Wednesday, 24th August 2011
Sal's missing words
I've started to look at the frequency at which Sal uses words. Unsurprisingly, the word he uses most commonly is 'the', which makes up 4.6% of his words, which is seems pretty standard. To find out what is standard I'm using a list of ~500,000 word counts from contemporary American English sources1, which I got from http://www.wordfrequency.info. According to them, the word 'the' should actually make up 5.6% of words, so it seems Sal under-uses it by quite a margin.
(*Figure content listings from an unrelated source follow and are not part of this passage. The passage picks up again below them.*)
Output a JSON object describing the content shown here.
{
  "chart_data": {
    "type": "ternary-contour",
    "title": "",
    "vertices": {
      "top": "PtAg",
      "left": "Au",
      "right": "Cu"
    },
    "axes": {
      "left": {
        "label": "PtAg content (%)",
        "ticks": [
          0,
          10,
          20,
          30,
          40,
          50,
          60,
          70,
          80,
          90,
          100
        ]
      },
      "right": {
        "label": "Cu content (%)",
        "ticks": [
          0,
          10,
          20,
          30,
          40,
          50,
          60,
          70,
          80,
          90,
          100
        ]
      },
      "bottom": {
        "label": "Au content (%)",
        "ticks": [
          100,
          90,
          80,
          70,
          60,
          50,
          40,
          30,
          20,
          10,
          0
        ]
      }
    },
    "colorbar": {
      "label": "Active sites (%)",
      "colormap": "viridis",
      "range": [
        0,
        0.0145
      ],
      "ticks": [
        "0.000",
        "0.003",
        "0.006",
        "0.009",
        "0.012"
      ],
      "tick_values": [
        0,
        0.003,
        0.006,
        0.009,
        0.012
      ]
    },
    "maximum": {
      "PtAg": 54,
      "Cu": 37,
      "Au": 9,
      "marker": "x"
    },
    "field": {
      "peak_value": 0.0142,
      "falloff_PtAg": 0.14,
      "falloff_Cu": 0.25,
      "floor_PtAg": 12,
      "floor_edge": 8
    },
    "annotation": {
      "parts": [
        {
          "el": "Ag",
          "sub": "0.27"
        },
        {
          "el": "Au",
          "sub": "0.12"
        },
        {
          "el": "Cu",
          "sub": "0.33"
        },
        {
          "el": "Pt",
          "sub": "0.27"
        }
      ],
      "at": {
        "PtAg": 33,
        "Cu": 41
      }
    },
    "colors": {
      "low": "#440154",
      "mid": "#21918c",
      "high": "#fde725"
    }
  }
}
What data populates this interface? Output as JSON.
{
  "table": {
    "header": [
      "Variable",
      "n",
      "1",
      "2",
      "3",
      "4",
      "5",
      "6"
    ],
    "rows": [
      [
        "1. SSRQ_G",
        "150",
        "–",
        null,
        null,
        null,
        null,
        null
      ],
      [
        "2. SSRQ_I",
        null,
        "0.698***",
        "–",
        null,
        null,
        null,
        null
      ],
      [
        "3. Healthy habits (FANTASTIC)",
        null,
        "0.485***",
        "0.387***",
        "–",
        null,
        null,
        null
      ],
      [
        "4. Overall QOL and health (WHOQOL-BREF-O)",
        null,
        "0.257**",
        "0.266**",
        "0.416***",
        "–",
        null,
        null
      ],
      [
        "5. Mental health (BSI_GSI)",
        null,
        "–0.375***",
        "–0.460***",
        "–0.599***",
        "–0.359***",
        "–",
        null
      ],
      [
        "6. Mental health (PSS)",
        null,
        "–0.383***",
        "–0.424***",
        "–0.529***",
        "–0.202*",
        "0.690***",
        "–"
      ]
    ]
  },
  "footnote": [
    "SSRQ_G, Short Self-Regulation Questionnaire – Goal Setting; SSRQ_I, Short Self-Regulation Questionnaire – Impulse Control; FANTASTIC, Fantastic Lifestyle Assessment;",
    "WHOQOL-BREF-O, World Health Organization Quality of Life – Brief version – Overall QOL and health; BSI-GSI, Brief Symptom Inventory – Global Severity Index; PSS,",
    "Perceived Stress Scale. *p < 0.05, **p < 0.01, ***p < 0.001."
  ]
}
Before getting too much into an indepth analysis of which words Sal uses, I thought it would be interesting to see which words he never uses. Clearly there will be many words he has never used in the ~1.8 million words in the subtitles, so I narrowed my search to words that you would expect, based on the "normal" word counts, to appear > 300 times in 1.8 million words.
The most frequent "missing words" are all apostrophed "words", such as 's, 'll, 've, which don't show up in my counts because of how I've defined words (so maybe I should redefine them to be consistent). Below are some of the most frequent words that Sal never says in the videos in my analysis.
The most frequent real word that Sal never says in the subtitles I have is "American", which I admit I found quite surprising. However, I double-checked, and it seems to be true. He uses the word 'Americans' and 'German-American', but never plain 'American'. I actually find this quite pleasing, as the lesson are supposed to be for anyone in the world and maths and the sciences should be the same everywhere. If the Finance and History lessons were included then Sal will undoubtably use the word 'American'. Also in the top ten "missing words" is the word 'America'.
Many of the missing word are also highly context-specific, such as 'Bush', 'York', 'economic' and 'police'. However, one word that didn't follow this pattern was 'among' as it is a fairly every-day word. But I searched the captions, and indeed, Sal only ever uses the word 'amongst' (14 times as it happens), which is a valid alternative, though sometimes considered old-fashioned. This raises the possibility of identifying Sal-impersonators. Presumably it should be possible to generate a word-frequency fingerprint for everyone and see how likely a given piece of text was written by him or her. I'm definitely curious to see what my fingerprint would look like.
Another word that I found curious was 'qwq', which I initially took as a mistake in the table as I've never seen the "word" before. But according to Urban Dictionary, qwq is analogous to lol. Thank goodness Sal doens't use either. It does make me wonder where this list of contemporary American English comes from. I suspect it involves at lot of text from the web (which makes sense as it's easy to gather). Other slightly confusing words are 'san' (the Japanese suffix name suffix maybe), and 'wo', which I guess is an exclamation.
 Davies, Mark. (2011) Word frequency data from the Corpus of Contemporary American English (COCA).